RPVJ et RPVA

E-Justice : la saga de e-Barreau racontée par le menu

e-Greffe, l’affaire du boîtier Navista, la succession des réglementations

Mardi 1er février 2011, par Emmanuel Barthe // Ressources en droit des affaires

e-Justice in France : the e-Barreau experience / Marco Velicogna, Antoine Errera, Stéphane Derlange [1], Utrecht Law Review vol.7 n° 1 janvier 2011 [2].

Tout y est en 24 pages. Comme le dit l’introduction, « cette étude de cas se concentre sur les aspects les plus pertinents du développement, de l’adoption, de la mise en application et de l’utilisation de e-Barreau, en prêtant attention au contexte institutionel, organisationnel, normatif et technologique ». On trouvera donc, en détail :

  • une excellente synthèse sur la Justice française. Avec notamment une rappel du nombre de décisions rendues annuellement [3]
  • les origines de e-Barreau/RPVA, notamment avec e-Greffe [4]
  • la succession des textes officiels et conventions avec les Barreaux pour progressivement permettre puis imposer le passage à la communication électronique entre avocats et juridictions judiciaires
  • l’accélération de l’implémentation du RPVJ (le réseau sécurisé/crypté des juridictions) et de ComCI TGI (l’application des tribunaux de grande instance) et du RPVA (celui des avocats) à partir de 2007
  • la contestation par les Barreaux de Marseille et Paris tant du monopole que de la solution technique (moins pratique) du boîtier Navista imposée par le Conseil national des Barreaux (CNB), leur quasi-approbation par le rapport Hattab, qui considère les solutions parisienne [5] et marseillaise comme à peine moins "sécures" et surtout nettement moins chères [6]. Le rapport d’audit Hattab de juin 2010 sur le RPVA confirme également qu’aucun appel d’offres n’avait été lancé avant que le CNB retienne la solution Navista et laisse entendre que des solutions équivalentes à celle du boîtier Navista existent en standard chez d’autres fournisseurs informatiques. Certaines réponses implicites du CNB à cette contestation sont visibles dans la FAQ e-Barreau. Lire aussi, signalé par Me Jansolin de Marseille, La querelle e-Barreau : vers une mutualisation de l’outil, JCP G 27 septembre 2010, 939, et Le progrès technique de la procédure civile / Hervé Croze, JCP G 28 Janvier 2009, I 108
  • l’arrivée d’un nouveau marché pour les grands éditeurs juridiques, qui commercialisent des logiciels de gestion du contentieux ou du cabinet d’avocats spécifiquement équipés pour travailler avec e-Barreau.

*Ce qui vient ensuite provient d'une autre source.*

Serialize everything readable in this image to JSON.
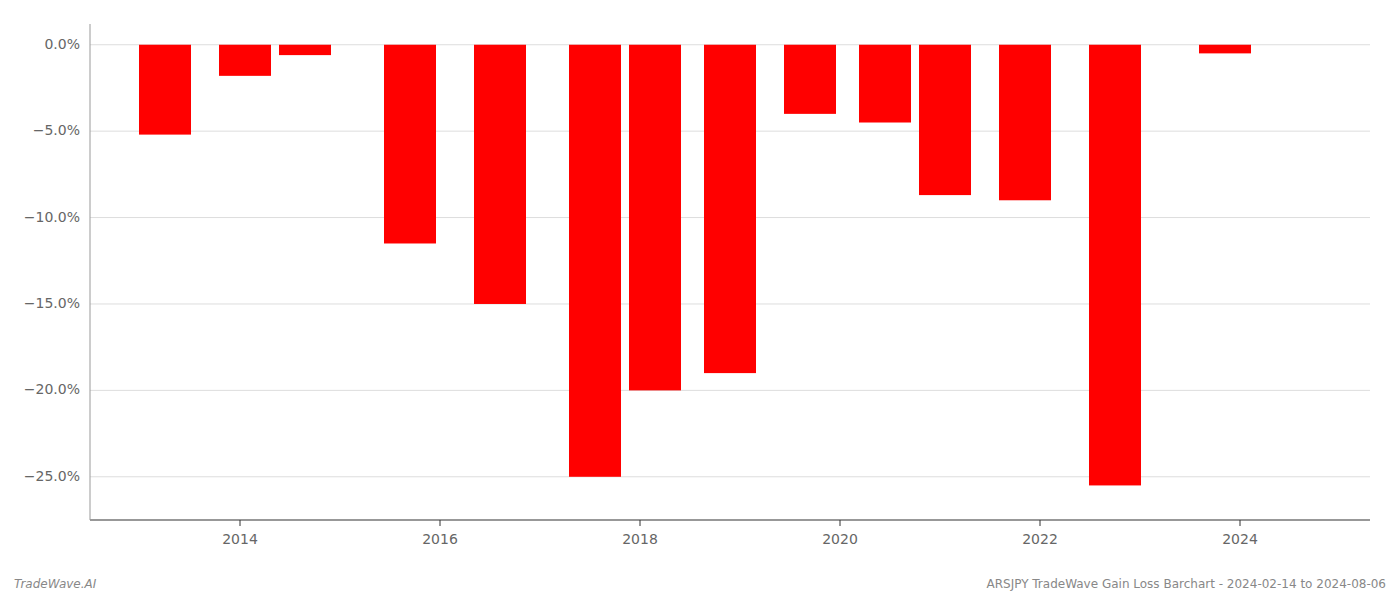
{
  "chart_data": {
    "type": "bar",
    "x": [
      2013.25,
      2014.05,
      2014.65,
      2015.7,
      2016.6,
      2017.55,
      2018.15,
      2018.9,
      2019.7,
      2020.45,
      2021.05,
      2021.85,
      2022.75,
      2023.85
    ],
    "values": [
      -5.2,
      -1.8,
      -0.6,
      -11.5,
      -15.0,
      -25.0,
      -20.0,
      -19.0,
      -4.0,
      -4.5,
      -8.7,
      -9.0,
      -25.5,
      -0.5
    ],
    "color": "#ff0000",
    "xlim": [
      2012.5,
      2025.3
    ],
    "xticks": [
      2014,
      2016,
      2018,
      2020,
      2022,
      2024
    ],
    "ylim": [
      -27.5,
      1.2
    ],
    "yticks": [
      {
        "value": 0.0,
        "label": "0.0%"
      },
      {
        "value": -5.0,
        "label": "−5.0%"
      },
      {
        "value": -10.0,
        "label": "−10.0%"
      },
      {
        "value": -15.0,
        "label": "−15.0%"
      },
      {
        "value": -20.0,
        "label": "−20.0%"
      },
      {
        "value": -25.0,
        "label": "−25.0%"
      }
    ],
    "grid": true,
    "annotations": [
      "TradeWave.AI",
      "ARSJPY TradeWave Gain Loss Barchart - 2024-02-14 to 2024-08-06"
    ]
  }
}
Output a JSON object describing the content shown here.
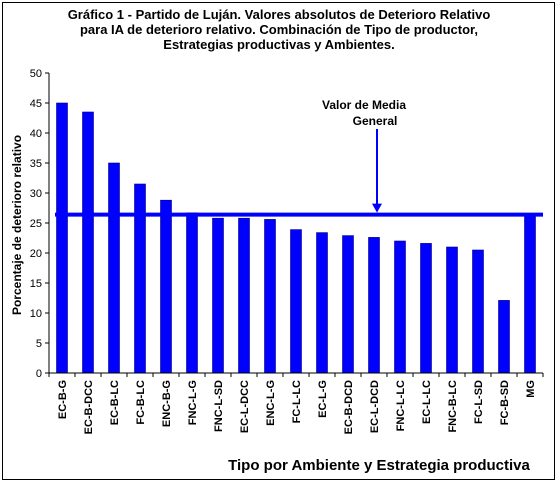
{
  "chart_data": {
    "type": "bar",
    "title_lines": [
      "Gráfico 1 - Partido de Luján. Valores absolutos de Deterioro Relativo",
      "para IA de deterioro relativo. Combinación de Tipo de productor,",
      "Estrategias productivas y Ambientes."
    ],
    "xlabel": "Tipo por Ambiente y Estrategia productiva",
    "ylabel": "Porcentaje de deterioro relativo",
    "ylim": [
      0,
      50
    ],
    "yticks": [
      0,
      5,
      10,
      15,
      20,
      25,
      30,
      35,
      40,
      45,
      50
    ],
    "categories": [
      "EC-B-G",
      "EC-B-DCC",
      "EC-B-LC",
      "FC-B-LC",
      "ENC-B-G",
      "FNC-L-G",
      "FNC-L-SD",
      "EC-L-DCC",
      "ENC-L-G",
      "FC-L-LC",
      "EC-L-G",
      "EC-B-DCD",
      "EC-L-DCD",
      "FNC-L-LC",
      "EC-L-LC",
      "FNC-B-LC",
      "FC-L-SD",
      "FC-B-SD",
      "MG"
    ],
    "values": [
      45.0,
      43.5,
      35.0,
      31.5,
      28.8,
      26.7,
      25.8,
      25.8,
      25.6,
      23.9,
      23.4,
      22.9,
      22.6,
      22.0,
      21.6,
      21.0,
      20.5,
      12.1,
      26.5
    ],
    "reference_line": {
      "value": 26.4,
      "label_lines": [
        "Valor de Media",
        "General"
      ]
    },
    "grid": false,
    "colors": {
      "bar": "#0000FF",
      "bar_edge": "#000080",
      "reference_line": "#0000FF",
      "axis": "#000000"
    }
  }
}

L’article met entre autres le doigt sur un réel problème : actuellement, un document transmis par e-Barreau ne peut pas être signé par une véritable signature électronique (i.e. dotée d’une clé crytographique). Tout simplement parce que les juridictions ne sont pas équipées pour lire et authentifier une signature électronique sécurisée ... Il a donc fallu considérer en droit que le fait pour un avocat de se connecter, plus précisément de se loguer, à e-Barreau, équivaut à une signature authentique. [7]

Emmanuel Barthe
documentaliste juridique

Notes de bas de page

[1Respectivement un chercheur italien du CNR (le CNRS italien) et deux spécialistes du sujet, conseillers au tribunal administratif de Paris.

[2L’Utrecht Law Review est cette excellente revue en libre accès et gratuite de droit international et notamment européen. Nous l’avions signalée dans notre article [Revues juridiques en accès gratuit : une sélection ].

[32,5 millions de décisions civiles et commerciales en 2007, et 1,2 millions de décisions pénales, juste pour les juridictions de première instance.

[5A Paris, l’avocat garde en fait son certificat e-Greffe, soit une clé USB crypée, et n’a pas à installer un boîtier Navista sur le réseau informatique de son cabinet..

[614 euros contre moins de 2 euros pour Paris et Marseille.

[7On peut donc estimer qu’il y a des risques d’erreur et d’"ID theft" dans l’air.